Site Lines: Brooklyn & LES · Brooklyn · 7 min

Brooklyn 2025: $6.6 Billion in Trades and a Development-Site Surge That Signals the 2026 Shape

Brooklyn logged $6.6B in commercial deals in 2025. Dollar volume fell 16%, but development sites rose 24%. The signal is clearer than the headline.

Brooklyn's 2025 commercial real estate market was, depending on where you sat at the table, either a softening or a quiet repositioning. TerraCRG's 2025 Brooklyn Market Report — the borough's most comprehensive annual review — recorded $6.6 billion in trades across 1,191 transactions. Dollar volume was down 16% year-over-year, but transaction count was essentially flat against the prior year and sits within 10% of the 10-year average.

The softening was concentrated at the top. 2024 produced two outlier trades — Camber Property Group's $845 million Linden Plaza purchase and Silverstein Properties' roughly $672 million acquisition of Brooklyn Tower — that together dwarfed anything 2025 produced. TerraCRG CEO Dan Marks noted that the missing blockbuster trades account for essentially the entire year-over-year dollar-volume gap.

Inside the data, two asset classes moved the opposite direction from the headline. Development sites — historically the most cycle-sensitive Brooklyn category — rose 24% year-over-year to approximately $1.1 billion, with a trio of marquee trades over $100 million in Gowanus, Greenpoint, and Downtown Brooklyn leading the volume. The largest individual multifamily trade of the year was the 463-unit 240 Willoughby Street in Fort Greene, sold by Rabsky Group to a Fetner/MCB/Farallon partnership for $210.5 million. Charney Cos. and Tavros acquired the 175 Third Street development site in Gowanus from RFR for $164 million.

Industrial declined 67% by dollar volume on lack of available inventory rather than weak demand. Retail declined 20%, though Williamsburg trophy assets continued trading at institutional pricing. Q4 2025 alone closed nearly $1.8 billion across 277 transactions, with three trades above $100 million — a clear signal that buyers were deploying meaningfully into year-end as policy clarity improved.
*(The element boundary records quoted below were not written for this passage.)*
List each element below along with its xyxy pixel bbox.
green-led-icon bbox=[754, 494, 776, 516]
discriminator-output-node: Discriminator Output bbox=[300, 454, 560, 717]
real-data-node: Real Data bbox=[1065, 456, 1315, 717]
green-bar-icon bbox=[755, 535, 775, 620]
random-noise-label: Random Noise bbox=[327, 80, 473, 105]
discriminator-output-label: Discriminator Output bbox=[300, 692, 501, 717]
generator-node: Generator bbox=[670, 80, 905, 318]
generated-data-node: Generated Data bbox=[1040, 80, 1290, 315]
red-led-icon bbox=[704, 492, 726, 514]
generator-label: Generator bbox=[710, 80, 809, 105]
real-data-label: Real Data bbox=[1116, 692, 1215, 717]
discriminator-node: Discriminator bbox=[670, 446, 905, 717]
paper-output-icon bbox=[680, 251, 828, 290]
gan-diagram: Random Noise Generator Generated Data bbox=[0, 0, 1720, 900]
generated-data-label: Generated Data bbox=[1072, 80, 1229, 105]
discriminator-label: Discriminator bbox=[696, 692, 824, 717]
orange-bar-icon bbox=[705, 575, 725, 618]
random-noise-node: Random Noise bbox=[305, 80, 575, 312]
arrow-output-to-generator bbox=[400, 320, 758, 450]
The Q1 2026 data continues that trajectory. The borough has now recorded more than 300 transactions for four consecutive quarters — the kind of sustained deal tempo that typically precedes a dollar-volume rebound in the following cycle.

Takeaway

Brooklyn's 2025 headline volume drop obscures a more important signal: development-site and smaller-ticket activity is re-accelerating, even while outlier trades are absent. Owners of sub-$50 million Brooklyn product are operating in a more active market than dollar-volume headlines suggest.